Blog & update


Overcome Your Sugar Cravings with Bananas!

Sugar cravings are extremely common, especially among women.

In fact, up to 97% of women and 68% of men report experiencing some sort of food craving, including cravings for sugar (1).

Those experiencing a sugar craving feel a strong urge to eat something sweet and can find it difficult to control themselves around food.

When people decide to go on a diet, they automatically feel like they are depriving themselves and their bodies of the foods they want. And do you know what that makes them? Miserable.

This can lead to binge eating or over-consuming calories, sometimes on a regular basis.

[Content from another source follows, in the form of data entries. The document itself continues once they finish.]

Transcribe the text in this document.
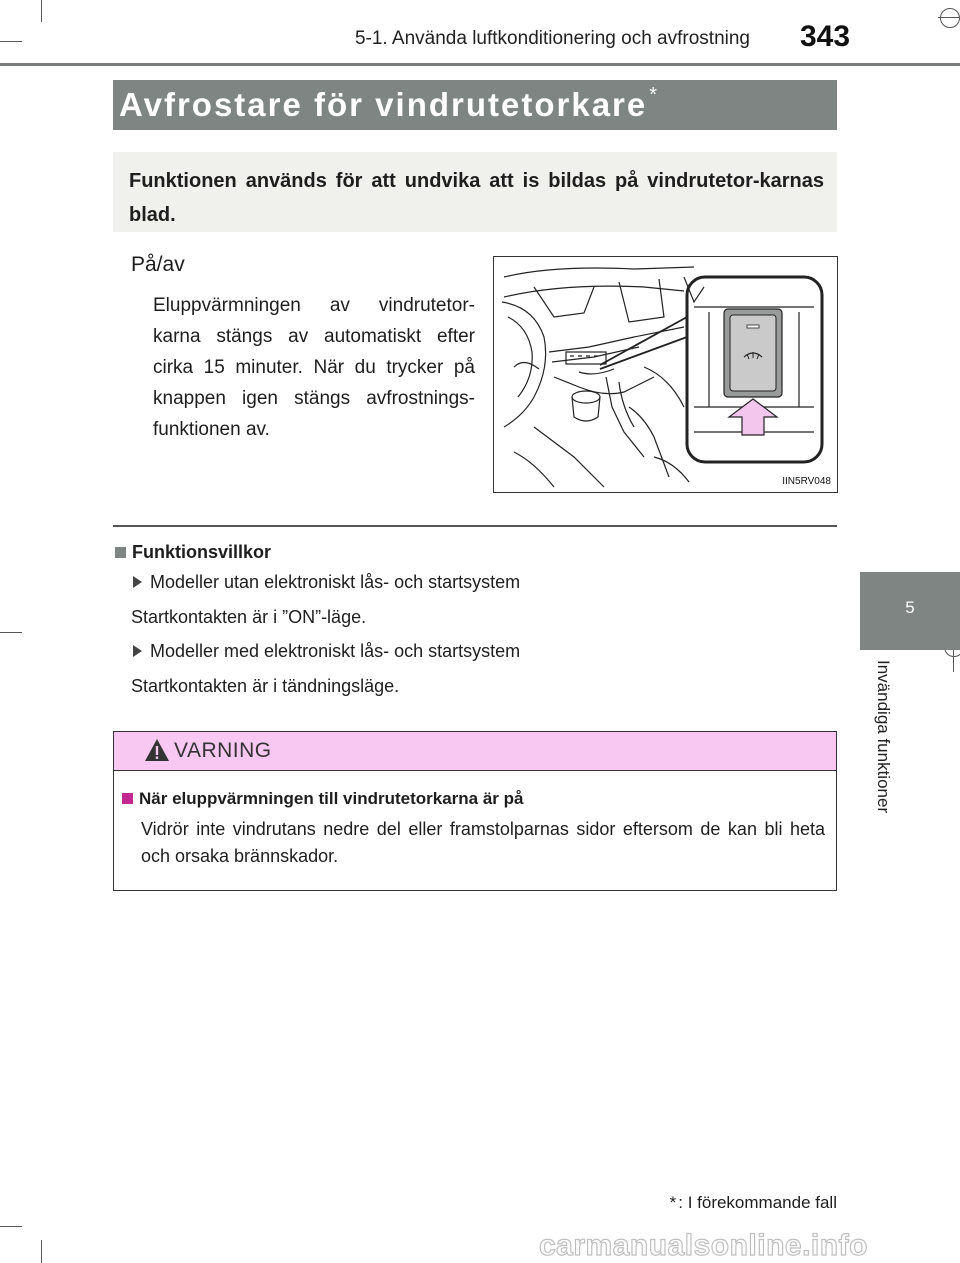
5-1. Använda luftkonditionering och avfrostning 343
5
Invändiga funktioner
Avfrostare för vindrutetorkare *
Funktionen används för att undvika att is bildas på vindrutetor-karnas blad.
På/av
Eluppvärmningen av vindrutetor-karna stängs av automatiskt efter cirka 15 minuter. När du trycker på knappen igen stängs avfrostnings-funktionen av.
IIN5RV048
Funktionsvillkor
Modeller utan elektroniskt lås- och startsystem
Startkontakten är i ”ON”-läge.
Modeller med elektroniskt lås- och startsystem
Startkontakten är i tändningsläge.
VARNING
När eluppvärmningen till vindrutetorkarna är på
Vidrör inte vindrutans nedre del eller framstolparnas sidor eftersom de kan bli heta och orsaka brännskador.
* : I förekommande fall
carmanualsonline.info
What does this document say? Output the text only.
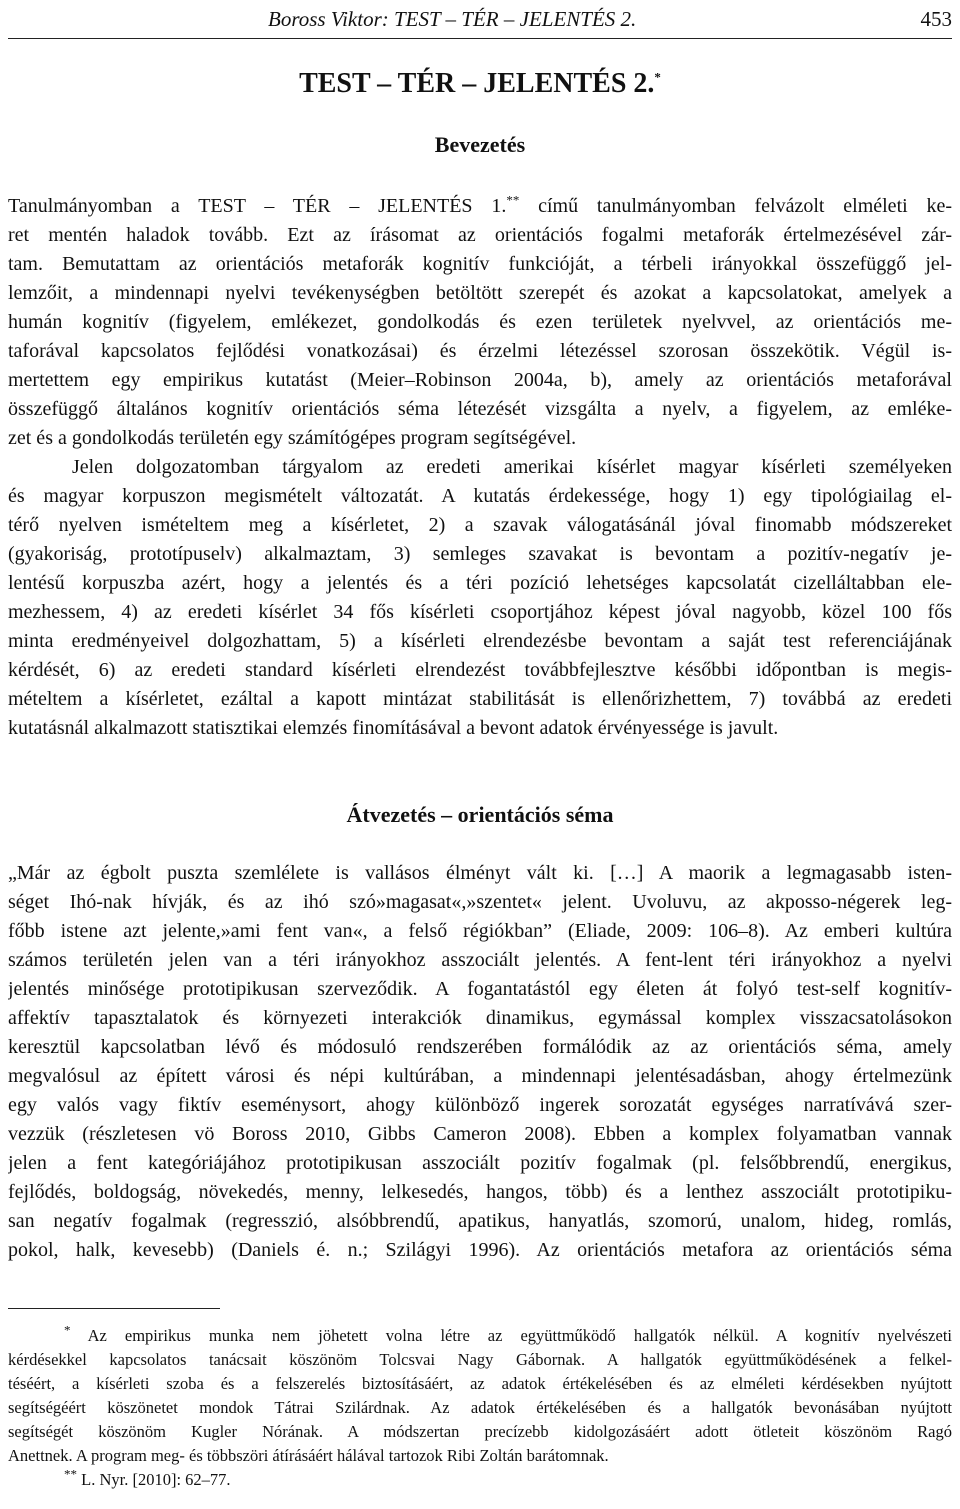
Boross Viktor: TEST – TÉR – JELENTÉS 2.	453
TEST – TÉR – JELENTÉS 2.*
Bevezetés
Tanulmányomban a TEST – TÉR – JELENTÉS 1.** című tanulmányomban felvázolt elméleti ke-
ret mentén haladok tovább. Ezt az írásomat az orientációs fogalmi metaforák értelmezésével zár-
tam. Bemutattam az orientációs metaforák kognitív funkcióját, a térbeli irányokkal összefüggő jel-
lemzőit, a mindennapi nyelvi tevékenységben betöltött szerepét és azokat a kapcsolatokat, amelyek a
humán kognitív (figyelem, emlékezet, gondolkodás és ezen területek nyelvvel, az orientációs me-
taforával kapcsolatos fejlődési vonatkozásai) és érzelmi létezéssel szorosan összekötik. Végül is-
mertettem egy empirikus kutatást (Meier–Robinson 2004a, b), amely az orientációs metaforával
összefüggő általános kognitív orientációs séma létezését vizsgálta a nyelv, a figyelem, az emléke-
zet és a gondolkodás területén egy számítógépes program segítségével.
Jelen dolgozatomban tárgyalom az eredeti amerikai kísérlet magyar kísérleti személyeken
és magyar korpuszon megismételt változatát. A kutatás érdekessége, hogy 1) egy tipológiailag el-
térő nyelven ismételtem meg a kísérletet, 2) a szavak válogatásánál jóval finomabb módszereket
(gyakoriság, prototípuselv) alkalmaztam, 3) semleges szavakat is bevontam a pozitív-negatív je-
lentésű korpuszba azért, hogy a jelentés és a téri pozíció lehetséges kapcsolatát cizelláltabban ele-
mezhessem, 4) az eredeti kísérlet 34 fős kísérleti csoportjához képest jóval nagyobb, közel 100 fős
minta eredményeivel dolgozhattam, 5) a kísérleti elrendezésbe bevontam a saját test referenciájának
kérdését, 6) az eredeti standard kísérleti elrendezést továbbfejlesztve későbbi időpontban is megis-
mételtem a kísérletet, ezáltal a kapott mintázat stabilitását is ellenőrizhettem, 7) továbbá az eredeti
kutatásnál alkalmazott statisztikai elemzés finomításával a bevont adatok érvényessége is javult.
Átvezetés – orientációs séma
„Már az égbolt puszta szemlélete is vallásos élményt vált ki. […] A maorik a legmagasabb isten-
séget Ihó-nak hívják, és az ihó szó»magasat«,»szentet« jelent. Uvoluvu, az akposso-négerek leg-
főbb istene azt jelente,»ami fent van«, a felső régiókban” (Eliade, 2009: 106–8). Az emberi kultúra
számos területén jelen van a téri irányokhoz asszociált jelentés. A fent-lent téri irányokhoz a nyelvi
jelentés minősége prototipikusan szerveződik. A fogantatástól egy életen át folyó test-self kognitív-
affektív tapasztalatok és környezeti interakciók dinamikus, egymással komplex visszacsatolásokon
keresztül kapcsolatban lévő és módosuló rendszerében formálódik az az orientációs séma, amely
megvalósul az épített városi és népi kultúrában, a mindennapi jelentésadásban, ahogy értelmezünk
egy valós vagy fiktív eseménysort, ahogy különböző ingerek sorozatát egységes narratívává szer-
vezzük (részletesen vö Boross 2010, Gibbs Cameron 2008). Ebben a komplex folyamatban vannak
jelen a fent kategóriájához prototipikusan asszociált pozitív fogalmak (pl. felsőbbrendű, energikus,
fejlődés, boldogság, növekedés, menny, lelkesedés, hangos, több) és a lenthez asszociált prototipiku-
san negatív fogalmak (regresszió, alsóbbrendű, apatikus, hanyatlás, szomorú, unalom, hideg, romlás,
pokol, halk, kevesebb) (Daniels é. n.; Szilágyi 1996). Az orientációs metafora az orientációs séma
* Az empirikus munka nem jöhetett volna létre az együttműködő hallgatók nélkül. A kognitív nyelvészeti
kérdésekkel kapcsolatos tanácsait köszönöm Tolcsvai Nagy Gábornak. A hallgatók együttműködésének a felkel-
téséért, a kísérleti szoba és a felszerelés biztosításáért, az adatok értékelésében és az elméleti kérdésekben nyújtott
segítségéért köszönetet mondok Tátrai Szilárdnak. Az adatok értékelésében és a hallgatók bevonásában nyújtott
segítségét köszönöm Kugler Nórának. A módszertan precízebb kidolgozásáért adott ötleteit köszönöm Ragó
Anettnek. A program meg- és többszöri átírásáért hálával tartozok Ribi Zoltán barátomnak.
** L. Nyr. [2010]: 62–77.
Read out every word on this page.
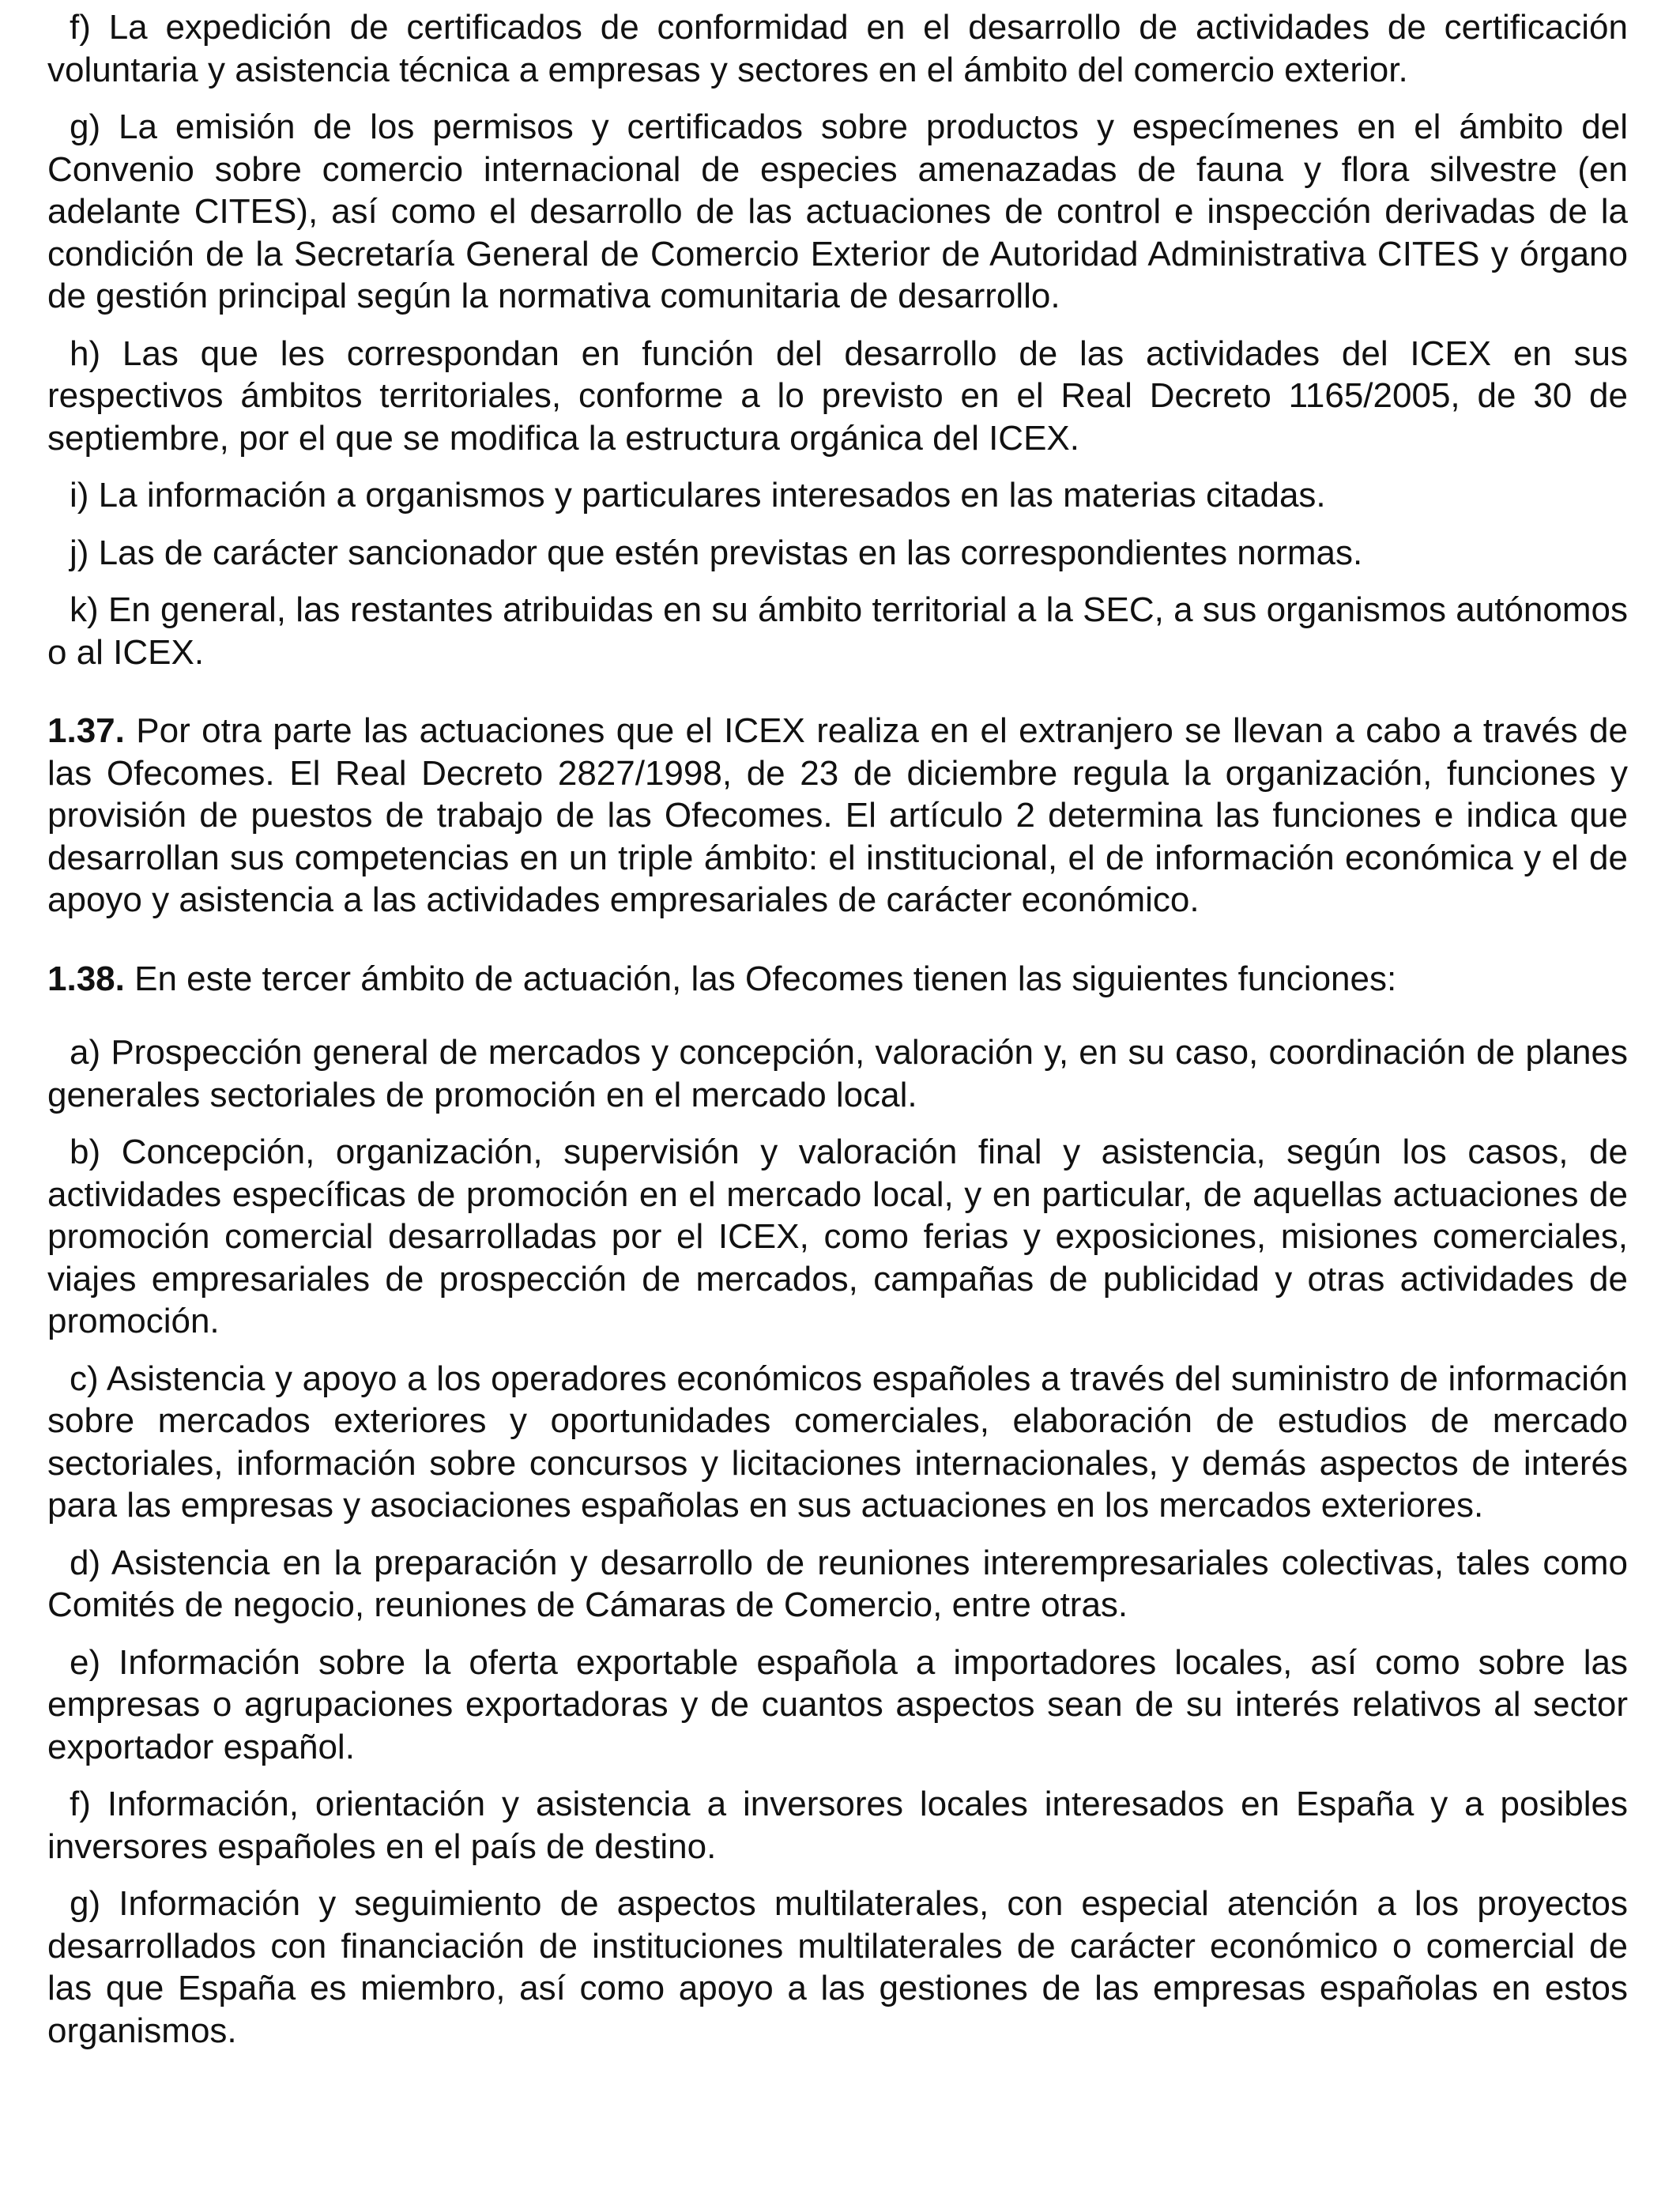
f) La expedición de certificados de conformidad en el desarrollo de actividades de certificación voluntaria y asistencia técnica a empresas y sectores en el ámbito del comercio exterior.

g) La emisión de los permisos y certificados sobre productos y especímenes en el ámbito del Convenio sobre comercio internacional de especies amenazadas de fauna y flora silvestre (en adelante CITES), así como el desarrollo de las actuaciones de control e inspección derivadas de la condición de la Secretaría General de Comercio Exterior de Autoridad Administrativa CITES y órgano de gestión principal según la normativa comunitaria de desarrollo.

h) Las que les correspondan en función del desarrollo de las actividades del ICEX en sus respectivos ámbitos territoriales, conforme a lo previsto en el Real Decreto 1165/2005, de 30 de septiembre, por el que se modifica la estructura orgánica del ICEX.

i) La información a organismos y particulares interesados en las materias citadas.

j) Las de carácter sancionador que estén previstas en las correspondientes normas.

k) En general, las restantes atribuidas en su ámbito territorial a la SEC, a sus organismos autónomos o al ICEX.

1.37. Por otra parte las actuaciones que el ICEX realiza en el extranjero se llevan a cabo a través de las Ofecomes. El Real Decreto 2827/1998, de 23 de diciembre regula la organización, funciones y provisión de puestos de trabajo de las Ofecomes. El artículo 2 determina las funciones e indica que desarrollan sus competencias en un triple ámbito: el institucional, el de información económica y el de apoyo y asistencia a las actividades empresariales de carácter económico.

1.38. En este tercer ámbito de actuación, las Ofecomes tienen las siguientes funciones:

a) Prospección general de mercados y concepción, valoración y, en su caso, coordinación de planes generales sectoriales de promoción en el mercado local.

b) Concepción, organización, supervisión y valoración final y asistencia, según los casos, de actividades específicas de promoción en el mercado local, y en particular, de aquellas actuaciones de promoción comercial desarrolladas por el ICEX, como ferias y exposiciones, misiones comerciales, viajes empresariales de prospección de mercados, campañas de publicidad y otras actividades de promoción.

c) Asistencia y apoyo a los operadores económicos españoles a través del suministro de información sobre mercados exteriores y oportunidades comerciales, elaboración de estudios de mercado sectoriales, información sobre concursos y licitaciones internacionales, y demás aspectos de interés para las empresas y asociaciones españolas en sus actuaciones en los mercados exteriores.

d) Asistencia en la preparación y desarrollo de reuniones interempresariales colectivas, tales como Comités de negocio, reuniones de Cámaras de Comercio, entre otras.

e) Información sobre la oferta exportable española a importadores locales, así como sobre las empresas o agrupaciones exportadoras y de cuantos aspectos sean de su interés relativos al sector exportador español.

f) Información, orientación y asistencia a inversores locales interesados en España y a posibles inversores españoles en el país de destino.

g) Información y seguimiento de aspectos multilaterales, con especial atención a los proyectos desarrollados con financiación de instituciones multilaterales de carácter económico o comercial de las que España es miembro, así como apoyo a las gestiones de las empresas españolas en estos organismos.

According to a survey out this week, this is the reason why two out of every five people on a diet quit in the first 7 days! Only 1 out of those 5 end up going strong after a month, and just 20% make it to the three-month mark.

Why do so many people have diets that nose-dive? They fail because we concentrate too much on a diet and forget about the lifestyle changes.

When most people feel sugar cravings, they reach for high-fat, high-sugar foods like chocolate.

However, swapping out the junk food for some fruit when you feel like something sugary could give you the sweet hit you need and stop your craving in its tracks.

If you’re a person who enjoys munching on crunchy potato chips who decided to start eating better, cutting your comfort foods cold turkey is not healthy and will only end in failure as you would give in to cravings and start binge eating.

What you could do to satisfy your junk food cravings is to look for healthier alternatives – if you like pasta, opt for whole wheat pasta, if you like french fries, try baked sweet potato fries, and if you can’t give up your bag of potato chips, grab a bag of Banana Joe chips instead.

Not only are Banana Joe chips lower in calories than regular chips, they are packed with fibers that help support your digestive and immune system – all the goodness from fruits with the taste and satisfaction of a crunchy potato chip.

1. Weingarten, H. P. & Elston, D. (1990) The phenomenology of food cravings. Appetite 15:231–246.